販売商品も大幅に調整。これまでは1万3358種類の商品を取り扱っていましたが、うちの9418種類を取りやめた一方、6753種類を新規追加。調整後の商品構成は約8割が胖東来と同様。輸入品の割合を20%に増やしたほか、胖東来のプライベートブランド商品を販売するエリアを設けました。
また、胖東来を見習い、従業員の待遇を大幅に改善。賃金を平均で30%引き上げ、年間10日間の有給休暇を導入しました。従業員数も増やしました。従業員が仕事と生活をより良く両立できるよう、1日当たりの勤務時間を8時間以内に抑えるとしています。
胖東来効果で売り上げ10倍超も、大都市で新たな試練?
胖東来モデルはひとまず効果を上げているようです。永輝超市が胖東来の支援で改修した初の店舗、河南省鄭州市の「信万広場店」はリニューアルオープン初日の24年6月19日に188万元を売り上げました。改修前の1日当たり平均売上高の13.9倍に相当します。来店者数は6.3倍の1万2926人に達しました。永輝超市と同様に胖東来の支援を受けているST歩歩高商業連鎖(002251)が24年5月1日にリニューアルオープンした湖南省長沙市の「梅渓湖店」は、5月15日までの1日当たり売上高が10倍超の151万元、来店者数は7倍超の2000人に上りました。

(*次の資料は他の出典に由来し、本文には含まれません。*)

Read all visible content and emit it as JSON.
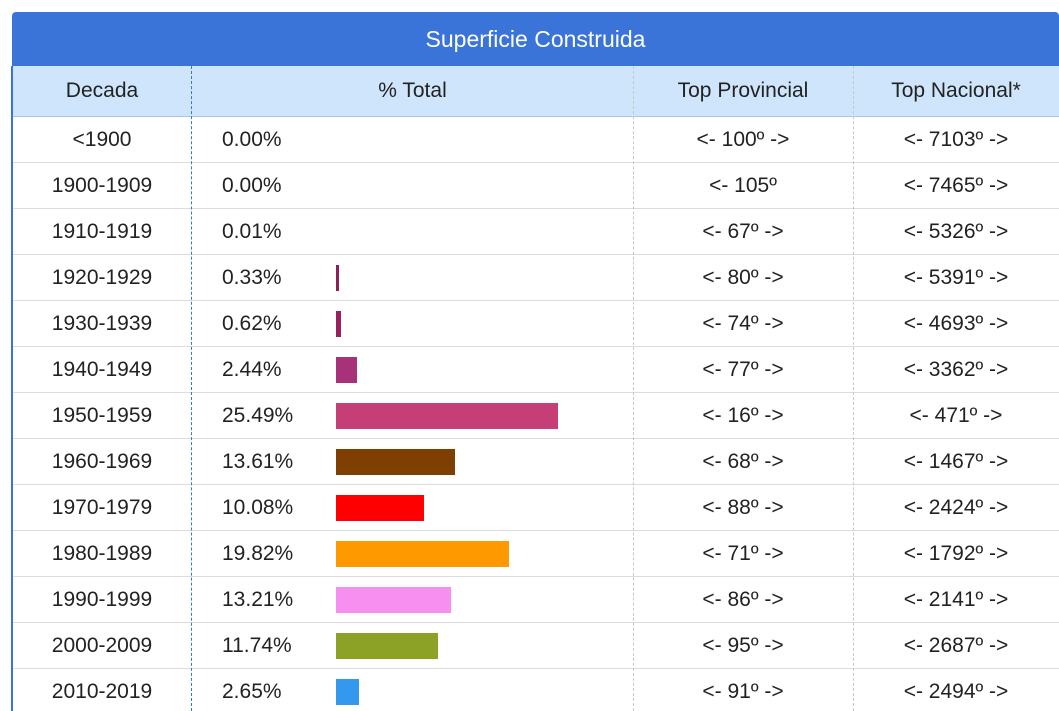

もっとも、胖東来モデルの快進撃がいつまで続くかは未知数であり、永輝超市の金山万達店が注目される理由でもあります。上海市は24年の小売売上高が1兆7900億元で全国首位。市場規模は巨大ですが、Costco(コストコ)、Sam's(サムズ)、ALDI(アルディ)など世界のトップ企業が集結しており、競争は極めて厳しい。そもそも、ネット通販の台頭が永輝超市など従来型小売企業の業績不振の背景にあります。中国の巨大IT企業、アリババ集団(09988)とテンセント(00700)は2010年代半ば以降、オンラインとオフラインを融合する「新型小売り」を掲げ、従来型の小売企業に相次ぎ資本参加しましたが、「新型小売り」もこのところ下火のもよう。24年12月にもアリババ集団は17年に非公開化した百貨店チェーンの銀泰商業、20年に傘下に収めたハイパーマーケット大手の高キン零售(06808)の売却を発表しました。多額な売却損を計上しながらも保有株をすべて手放すことにしました。
許昌市で「奇跡」を起こした胖東来モデルですが、大都市では新たな試練が待ち受けているのかもしれません。